Laurence F. Sheldon, Jr. wrote:

Crist Clark wrote:

Joe Maimon wrote:

Tony Rall wrote:


On Wednesday, 2003-12-03 at 09:38 PST, David Sinn <[email protected]> wrote:


<snipped>


(And note that frag 1 often is not the first fragment to arrive at
downstream nodes. In my example in (1), frequently frag 2 will reach
places before frag 1 does (if any router along the path reorders its
transmit queue based on packet size).)


I agree with all I have snipped.
I was wondering would it not be wiser for fraggers to frag in half
instead of just the overflow?

For instance, suppose router has to fragment 1500 byte packet to go over
1476 GRE. Instead of having a big packet/little fragment why not just
divide in half?
This would give them more equal buffer treatment, but an even bigger
potential win is to avoid perhaps a second (maybe ipsec?) fragmenting
later on down the pipe.

Once you are going to do it, do it right. It is not as if your
decreasing header overhead by producing small fragment packets. And I am
assuming the whole packet is already in buffer when it comes time to
fragment it.

Programmers are lazy.

Excerise for the reader:

Devise an algorthm that will take an arbitrarily sized packet 20-65535
octets and an arbitrarily sized MTU, > 576 octets, and split the
packet into the minimum number of "n" fragments where each fragment is
(1) less than the MTU, (2) no two fragments differ by more than 8 octets,
and the fragments obey the IP fragmentation rules, (3) data payload must
end on an 8-octet boundary for all but the last fragment and (4) each
fragment has an exact copy of the original header except for differences
in the fragmentation fields and checksum.

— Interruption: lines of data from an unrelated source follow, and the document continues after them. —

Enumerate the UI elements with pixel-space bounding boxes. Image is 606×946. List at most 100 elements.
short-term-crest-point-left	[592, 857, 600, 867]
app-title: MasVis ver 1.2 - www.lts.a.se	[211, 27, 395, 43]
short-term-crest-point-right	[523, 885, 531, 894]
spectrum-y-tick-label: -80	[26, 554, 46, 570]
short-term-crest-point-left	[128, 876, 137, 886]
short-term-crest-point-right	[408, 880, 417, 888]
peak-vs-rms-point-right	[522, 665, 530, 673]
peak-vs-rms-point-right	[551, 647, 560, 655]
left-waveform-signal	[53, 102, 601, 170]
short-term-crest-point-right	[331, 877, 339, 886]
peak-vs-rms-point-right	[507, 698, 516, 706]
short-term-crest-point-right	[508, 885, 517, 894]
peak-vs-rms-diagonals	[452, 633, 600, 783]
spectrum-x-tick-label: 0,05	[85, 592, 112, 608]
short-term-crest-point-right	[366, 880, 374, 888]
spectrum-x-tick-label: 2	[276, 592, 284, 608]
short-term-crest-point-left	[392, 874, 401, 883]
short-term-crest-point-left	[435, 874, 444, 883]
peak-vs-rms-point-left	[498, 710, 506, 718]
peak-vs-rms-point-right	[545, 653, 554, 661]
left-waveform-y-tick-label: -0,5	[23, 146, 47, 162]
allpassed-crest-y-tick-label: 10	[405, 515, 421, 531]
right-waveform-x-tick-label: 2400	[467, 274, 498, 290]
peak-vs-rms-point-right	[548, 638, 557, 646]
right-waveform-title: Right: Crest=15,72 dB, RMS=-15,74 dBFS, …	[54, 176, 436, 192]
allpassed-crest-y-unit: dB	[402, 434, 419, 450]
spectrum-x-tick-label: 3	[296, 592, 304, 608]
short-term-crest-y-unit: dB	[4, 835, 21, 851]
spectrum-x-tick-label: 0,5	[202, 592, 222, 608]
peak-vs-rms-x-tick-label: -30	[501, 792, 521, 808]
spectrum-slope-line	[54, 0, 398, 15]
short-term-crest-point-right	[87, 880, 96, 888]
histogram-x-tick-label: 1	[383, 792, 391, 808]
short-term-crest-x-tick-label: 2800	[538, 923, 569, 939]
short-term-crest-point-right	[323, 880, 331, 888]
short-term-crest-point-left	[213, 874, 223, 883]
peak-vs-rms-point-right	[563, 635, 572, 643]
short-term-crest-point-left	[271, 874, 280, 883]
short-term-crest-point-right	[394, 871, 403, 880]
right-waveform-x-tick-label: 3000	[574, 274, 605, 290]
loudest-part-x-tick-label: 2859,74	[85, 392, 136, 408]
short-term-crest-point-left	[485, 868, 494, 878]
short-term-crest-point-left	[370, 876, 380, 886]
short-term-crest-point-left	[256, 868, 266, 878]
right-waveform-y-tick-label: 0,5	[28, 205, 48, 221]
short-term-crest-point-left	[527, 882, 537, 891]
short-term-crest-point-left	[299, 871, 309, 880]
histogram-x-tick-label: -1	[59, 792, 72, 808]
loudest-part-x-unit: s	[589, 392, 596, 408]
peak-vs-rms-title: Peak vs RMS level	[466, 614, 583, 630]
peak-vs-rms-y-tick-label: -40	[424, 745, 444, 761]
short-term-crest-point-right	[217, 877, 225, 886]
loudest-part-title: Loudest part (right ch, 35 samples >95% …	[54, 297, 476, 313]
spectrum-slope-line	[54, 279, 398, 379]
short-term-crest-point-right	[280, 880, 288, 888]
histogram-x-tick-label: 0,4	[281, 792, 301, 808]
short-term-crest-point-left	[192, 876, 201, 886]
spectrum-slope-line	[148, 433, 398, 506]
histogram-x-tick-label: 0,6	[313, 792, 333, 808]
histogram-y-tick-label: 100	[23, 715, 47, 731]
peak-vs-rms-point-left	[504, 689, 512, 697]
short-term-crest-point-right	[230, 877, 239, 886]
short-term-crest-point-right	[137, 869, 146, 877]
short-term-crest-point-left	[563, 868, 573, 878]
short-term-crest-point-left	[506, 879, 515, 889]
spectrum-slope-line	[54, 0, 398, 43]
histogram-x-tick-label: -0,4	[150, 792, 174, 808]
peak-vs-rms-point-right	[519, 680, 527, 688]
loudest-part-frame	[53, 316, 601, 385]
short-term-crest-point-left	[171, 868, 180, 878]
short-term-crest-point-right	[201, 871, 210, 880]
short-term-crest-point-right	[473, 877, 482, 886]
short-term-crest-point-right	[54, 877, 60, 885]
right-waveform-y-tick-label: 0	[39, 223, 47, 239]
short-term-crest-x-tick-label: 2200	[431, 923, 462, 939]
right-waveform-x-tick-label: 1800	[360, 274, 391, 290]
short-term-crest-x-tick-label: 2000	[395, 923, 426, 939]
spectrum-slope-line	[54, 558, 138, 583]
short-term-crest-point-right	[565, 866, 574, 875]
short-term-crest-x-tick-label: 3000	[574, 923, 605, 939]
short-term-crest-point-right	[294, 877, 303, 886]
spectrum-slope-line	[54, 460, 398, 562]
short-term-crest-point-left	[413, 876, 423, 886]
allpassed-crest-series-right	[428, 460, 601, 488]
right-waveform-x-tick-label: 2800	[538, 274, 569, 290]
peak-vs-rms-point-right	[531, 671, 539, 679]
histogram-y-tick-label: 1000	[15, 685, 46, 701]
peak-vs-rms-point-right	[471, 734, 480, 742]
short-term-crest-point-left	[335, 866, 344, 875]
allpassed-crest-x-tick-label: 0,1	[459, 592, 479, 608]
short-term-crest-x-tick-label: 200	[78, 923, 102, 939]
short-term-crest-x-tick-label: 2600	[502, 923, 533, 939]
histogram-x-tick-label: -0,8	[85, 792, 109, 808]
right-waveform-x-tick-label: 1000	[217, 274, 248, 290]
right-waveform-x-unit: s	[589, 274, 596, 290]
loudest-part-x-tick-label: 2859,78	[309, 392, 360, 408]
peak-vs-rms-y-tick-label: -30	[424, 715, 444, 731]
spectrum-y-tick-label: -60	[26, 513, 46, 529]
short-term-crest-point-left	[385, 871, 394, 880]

Compare to the algorithm of cutting the data in to "m" (mtu - ip_hl)-
chunks and putting the leftovers into the final fragment.

I've got to jump in and display my considerable ignorance here.

Are there not machines in service now that start blatting bits out
(when able) before the whole packet has been recieved?

Given that to be correct, it would seem to be Really Hard to whack up
a packet into equal-sized chunks (given that it is otherwise a Good
Thing To Do) on-the-fly. Lazy programmers (which I have long taught
are the Best Kind) will blat out bits until the buffer is full,
start a new buffer, rinse, lather, repeat until the input buffer
is exhausted.

Where did I go into the ditch?

Maybe because IP tells the length of the packet up front?